Part of 30 Rock’s appeal was to posit TV production as a world where everything was, fundamentally, garbage. No one took the show’s central sketch show TGS seriously, and no one thought you were supposed to; its final season focused on NBC president Jack Donaghy’s effort to “tank” the network by creating insane programming like God Cop, a show where Jack himself played God, who was also a cop. (We now have God Friended Me on CBS.) But it was still flattering to watch the scrambling on 30 Rock and feel both a part of and above it. In the world of the sitcom, NBC could present itself a scrappy underdog, a weird place where weird TV got made. It was an institution deserving of the love heaped on it by Kenneth, whose obsessive historical knowledge of television enabled him to eventually become the network’s president.

Every network is simultaneously the birthplace of some meaningful elements of pop culture and one of the worst places in the world.

The trick of turning a large company with enormous influence over American politics into a misfit sitcom family with no material role in shaping how people live requires a powerful enchantment; in some ways, it mirrors the increasingly popular rhetorical move of describing the workplace itself as a family—in order to justify poor working conditions and denying employees benefits. It’s no coincidence that as work has steadily moved from a means to an end to an end in itself, more and more sitcom families have moved from the home to The Office. This shift dovetails nicely with the rest of NBC’s more straightforward “politics,” which serve only to prop up the powerful. To Jimmy Fallon, any guest is just another person to have their hair ruffled. Calling Steve King a racist is just as bad as his long history of less than covertly supporting white supremacy. And money’s never an object, at least not for the men in charge. When Comcast bought a majority stake in NBC from General Electric, the new owners forced out the long-mocked Jeff Zucker—and handed him a massive payout, reportedly to the tune of between $30 and $40 million. Bob Wright, the former longtime president, CEO, and chairman of NBC, once lived in Trump Tower, where his apartment was the site of the meetings about making Seinfeld run for more seasons.

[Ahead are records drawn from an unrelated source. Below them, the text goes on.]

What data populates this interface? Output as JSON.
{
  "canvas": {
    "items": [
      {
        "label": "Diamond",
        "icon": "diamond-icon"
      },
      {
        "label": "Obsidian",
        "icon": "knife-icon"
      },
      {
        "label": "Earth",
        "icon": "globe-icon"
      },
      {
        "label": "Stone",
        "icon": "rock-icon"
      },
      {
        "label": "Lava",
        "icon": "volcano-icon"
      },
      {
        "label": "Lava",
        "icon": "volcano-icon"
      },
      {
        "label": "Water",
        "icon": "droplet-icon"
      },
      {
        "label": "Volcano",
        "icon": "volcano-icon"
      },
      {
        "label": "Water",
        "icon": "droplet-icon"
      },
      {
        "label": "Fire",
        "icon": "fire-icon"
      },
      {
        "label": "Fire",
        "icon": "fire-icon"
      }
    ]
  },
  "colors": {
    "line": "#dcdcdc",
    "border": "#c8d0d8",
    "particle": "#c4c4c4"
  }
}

Taken on their own, none of these incidents feels especially egregious. The people involved probably have a hundred banal excuses for why they had to act the way they did in each case, and they’re probably perfectly nice about it. But taken in the aggregate, it becomes obvious what the network is doing—capitalizing on their own popular self-mythologies while giving themselves plausible, self-righteous deniability. Here, the dark side of 30 Rock’s knowing pessimism comes into view: when everyone on TV is an idiot, it can be easier to forgive the idiots whose decisions happen to, say, damage the lives of millions or keep the country in a state of endless war.

It might be a stretch to say that NBC’s split personality is the result of a conscious branding decision. Like so many other similar accidents, its reputation as the “offbeat” network feels more like an inevitability of the systems that brought it into being—the demand for easy feelings of politics and belonging, blended with the rapacious appetite of capital—systems that continue to influence the network, as the network continues to influence the country. Considering the history of NBC until now, it feels like a minor miracle that Trump was never on 30 Rock. It doesn’t really matter. He was there in spirit.